At the table with Iran, what could the US concede?
| ATHENS
The UN Security Council Saturday unanimously passed a resolution to sharpen sanctions against Iran for its presumed nuclear-weapons ambitions. This unanimity provides the West with an occasion for a bold new diplomatic initiative.
The US should propose a comprehensive, formal dialogue with Iran on nuclear matters that also covers all issues that have divided Washington and Tehran since the cleric-led revolution toppled America's former ally, Shah Muhammad Reza Pahlevi, in 1979.
Before beginning such a dialogue, however, the top officials of the Bush administration should first agree among themselves and with congressional leaders on the discussion's minimum aims – and the maximum concessions the West can offer.
A possible forum to kick-start a real dialogue could be the foreign ministers' meeting soon to be hosted by Iraq. This was agreed to at the earlier, lower-level Baghdad meeting this month on halting Iranian and other foreign interference in the insurgency and sectarian strife in Iraq. Secretary of State Condoleeza Rice's agreement to join Iranian, Iraqi, British, Syrian, and Turkish foreign ministers at the future high-level conference is a helpful and hopeful sign.
Proponents of a US military strike on Iran, especially those among the more than 1 million Iranian exiles in the US, must have been rather startled by a recent Voice of America interview in Persian by Ardeshir Zahedi, former high-profile foreign minister under the shah, Mohammad Reza Pahlavi. He was the late shah's last and most activist ambassador in Washington – no friend of the Iranian mullahs.
Mr. Zahedi urgently cautioned Washington against any military adventure in Iran. Tightened UN and US economic sanctions, he also warned, would cause problems for Iranians, but wouldn't dissuade and might even accelerate the ayatollahs' nuclear programs.
Zahedi alluded to the birth of Iran's program for a full nuclear-fuel cycle to generate electricity back in the 1950s, under the shah's rule. That program profited the US nuclear firms that encouraged and helped finance it, as the shah himself pointed out to this reporter in an interview back in 1966.
Though the mullahs consider Zahedi to be a dangerous enemy, in the interview he agreed with them that Iran, a signer of the Nuclear Non-Proliferation Treaty (NPT), has the absolute right to develop peaceful nuclear energy. He called Western suspicions and accusations about a covert military program "an insult to Iranian dignity."
Assuming that meaningful US-Iranian talks begin, what should minimum US demands be?
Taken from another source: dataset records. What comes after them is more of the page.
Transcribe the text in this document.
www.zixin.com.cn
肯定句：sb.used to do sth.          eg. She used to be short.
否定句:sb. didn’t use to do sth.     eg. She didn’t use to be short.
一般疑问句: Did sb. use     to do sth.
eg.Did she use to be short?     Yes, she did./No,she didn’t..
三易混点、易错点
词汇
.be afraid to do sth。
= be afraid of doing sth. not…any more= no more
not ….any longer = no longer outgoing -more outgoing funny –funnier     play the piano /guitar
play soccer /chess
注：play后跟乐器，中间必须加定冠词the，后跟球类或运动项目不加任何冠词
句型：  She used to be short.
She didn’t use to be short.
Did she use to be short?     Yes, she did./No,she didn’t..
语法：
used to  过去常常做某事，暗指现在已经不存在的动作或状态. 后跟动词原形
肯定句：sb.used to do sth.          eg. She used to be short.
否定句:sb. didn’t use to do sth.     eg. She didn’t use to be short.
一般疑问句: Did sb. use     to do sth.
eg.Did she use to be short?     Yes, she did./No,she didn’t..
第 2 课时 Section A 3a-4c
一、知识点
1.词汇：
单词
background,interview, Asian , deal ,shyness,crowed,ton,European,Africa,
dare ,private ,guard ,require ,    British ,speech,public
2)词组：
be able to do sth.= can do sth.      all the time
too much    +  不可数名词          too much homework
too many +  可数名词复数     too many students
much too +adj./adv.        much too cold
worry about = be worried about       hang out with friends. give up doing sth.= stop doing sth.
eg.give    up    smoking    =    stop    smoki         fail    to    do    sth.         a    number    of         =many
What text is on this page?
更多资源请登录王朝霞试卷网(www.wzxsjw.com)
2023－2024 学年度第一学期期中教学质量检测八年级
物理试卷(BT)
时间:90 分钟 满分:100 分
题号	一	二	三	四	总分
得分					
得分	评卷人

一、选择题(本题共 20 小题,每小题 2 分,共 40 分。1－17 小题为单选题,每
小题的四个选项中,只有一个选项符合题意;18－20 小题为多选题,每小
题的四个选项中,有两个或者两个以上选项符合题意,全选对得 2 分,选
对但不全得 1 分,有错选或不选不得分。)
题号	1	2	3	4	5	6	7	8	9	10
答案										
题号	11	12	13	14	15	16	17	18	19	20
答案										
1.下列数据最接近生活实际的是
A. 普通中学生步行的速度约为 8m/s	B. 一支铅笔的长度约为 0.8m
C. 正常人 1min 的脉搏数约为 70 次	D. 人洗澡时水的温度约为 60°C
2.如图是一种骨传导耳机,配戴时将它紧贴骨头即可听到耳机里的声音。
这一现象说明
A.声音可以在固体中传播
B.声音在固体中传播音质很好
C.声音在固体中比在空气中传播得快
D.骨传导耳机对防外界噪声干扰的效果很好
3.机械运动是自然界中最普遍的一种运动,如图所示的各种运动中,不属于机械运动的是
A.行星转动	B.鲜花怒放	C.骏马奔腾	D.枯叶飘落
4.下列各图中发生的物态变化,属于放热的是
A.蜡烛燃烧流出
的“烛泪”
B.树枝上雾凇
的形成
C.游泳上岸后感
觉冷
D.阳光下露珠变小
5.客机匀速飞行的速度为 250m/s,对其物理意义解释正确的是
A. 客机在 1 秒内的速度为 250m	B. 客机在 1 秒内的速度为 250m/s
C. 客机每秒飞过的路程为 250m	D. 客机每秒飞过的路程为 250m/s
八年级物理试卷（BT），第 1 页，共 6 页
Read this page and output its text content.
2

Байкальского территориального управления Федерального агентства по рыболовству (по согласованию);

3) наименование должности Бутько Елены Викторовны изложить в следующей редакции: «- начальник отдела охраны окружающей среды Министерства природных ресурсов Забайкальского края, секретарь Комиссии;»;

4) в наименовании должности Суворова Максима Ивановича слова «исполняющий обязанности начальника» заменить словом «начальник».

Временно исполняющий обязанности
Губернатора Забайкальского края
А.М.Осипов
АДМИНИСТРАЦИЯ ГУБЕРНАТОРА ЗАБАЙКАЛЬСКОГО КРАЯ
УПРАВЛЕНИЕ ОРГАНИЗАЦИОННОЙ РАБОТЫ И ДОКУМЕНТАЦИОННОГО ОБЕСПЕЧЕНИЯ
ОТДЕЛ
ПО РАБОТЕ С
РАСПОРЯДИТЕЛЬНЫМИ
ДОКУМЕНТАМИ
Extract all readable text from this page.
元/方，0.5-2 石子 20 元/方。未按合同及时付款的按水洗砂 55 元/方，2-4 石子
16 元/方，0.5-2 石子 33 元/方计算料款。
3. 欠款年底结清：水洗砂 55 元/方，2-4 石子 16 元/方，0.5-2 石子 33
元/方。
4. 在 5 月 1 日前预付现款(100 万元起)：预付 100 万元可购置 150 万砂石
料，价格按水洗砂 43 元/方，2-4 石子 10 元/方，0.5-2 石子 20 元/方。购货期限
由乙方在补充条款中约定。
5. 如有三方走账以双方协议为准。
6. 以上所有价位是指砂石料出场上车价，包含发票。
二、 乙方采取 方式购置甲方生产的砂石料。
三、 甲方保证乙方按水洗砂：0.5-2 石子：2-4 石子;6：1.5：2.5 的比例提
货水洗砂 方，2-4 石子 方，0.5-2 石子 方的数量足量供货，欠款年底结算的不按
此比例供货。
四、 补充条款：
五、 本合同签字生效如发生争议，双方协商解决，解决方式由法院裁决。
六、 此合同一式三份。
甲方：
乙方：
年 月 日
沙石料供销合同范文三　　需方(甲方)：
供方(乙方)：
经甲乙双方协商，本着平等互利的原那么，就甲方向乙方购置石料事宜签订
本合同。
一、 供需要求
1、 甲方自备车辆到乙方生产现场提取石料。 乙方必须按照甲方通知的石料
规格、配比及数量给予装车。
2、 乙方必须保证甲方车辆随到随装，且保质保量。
First and foremost, suspension and eventual halt to anything that looks like enrichment of uranium to weapons-grade levels, or diversion of plutonium from power plants to the same purpose.
Sir Eldon Griffiths, a British diplomat and author who has devoted his career to studying Iran, suggests ways to achieve this.
In a new book, "Turbulent Iran," Mr. Griffiths articulates his peace plan in stages. First, US, British, Iraqi, and Iranian military commanders would meet to end infiltration from Iran into Iraq of arms, cash, and agents of incitement; agree on a liaison between Iran and the US-led coalition in Iraq as the US and British hand over control to Iraqis, and on joint policing of Iran's land and water borders.
Second, in Kabul, Afghanistan, Iranian, Afghan, US, British, and NATO representatives should agree to cooperate in defeating the Taliban, a long-time foe of Tehran. Their other agendas: pacifying western Afghanistan; returning home about 300,000 Afghans who fled to Iran, and cracking down on narcotrafficking, an Iranian priority.
Bilateral US-Iranian meetings should aim to settle old compensation claims: US claims since 1979 for damage and restitution for the US Embassy and other property and citizens in Iran; Iranian claims for additional compensation for the US Navy's mistake in shooting down an Iranian airliner in 1988; and the unfreezing of Iranian assets in US banks.
Such moves could greatly facilitate a crucial nuclear solution. One would be a multinational consortium under World Bank auspices to supervise and participate in Iran's nuclear electric power projects.
Iran would own its nuclear fuel, but would be obliged to hold a "dual key" with expert nuclear inspectors from the International Atomic Energy Agency (IAEA). They would supervise and approve use of fuel to avoid diversion to weapons use. This has been a proposal of Bruno Pellaud, IAEA's former deputy director for safeguards. He says this technique of strict oversight by "interested peers and partners" could exclude an Iranian weapons program.
Despite Iranian President Mahmoud Ahmedinejad's inflammatory rhetoric, Iranians have shown in the past that they are usually amenable to solutions they find to be in their best strategic interest. Now is the time for the US and allies to rise to this opportunity for future Middle Eastern peace and face the challenge of difficult, but potentially fruitful peace diplomacy.
• John K. Cooley, a former Monitor correspondent, covered the Middle East for more than 40 years. His latest book is "An Alliance Against Babylon: The US, Israel and Iraq."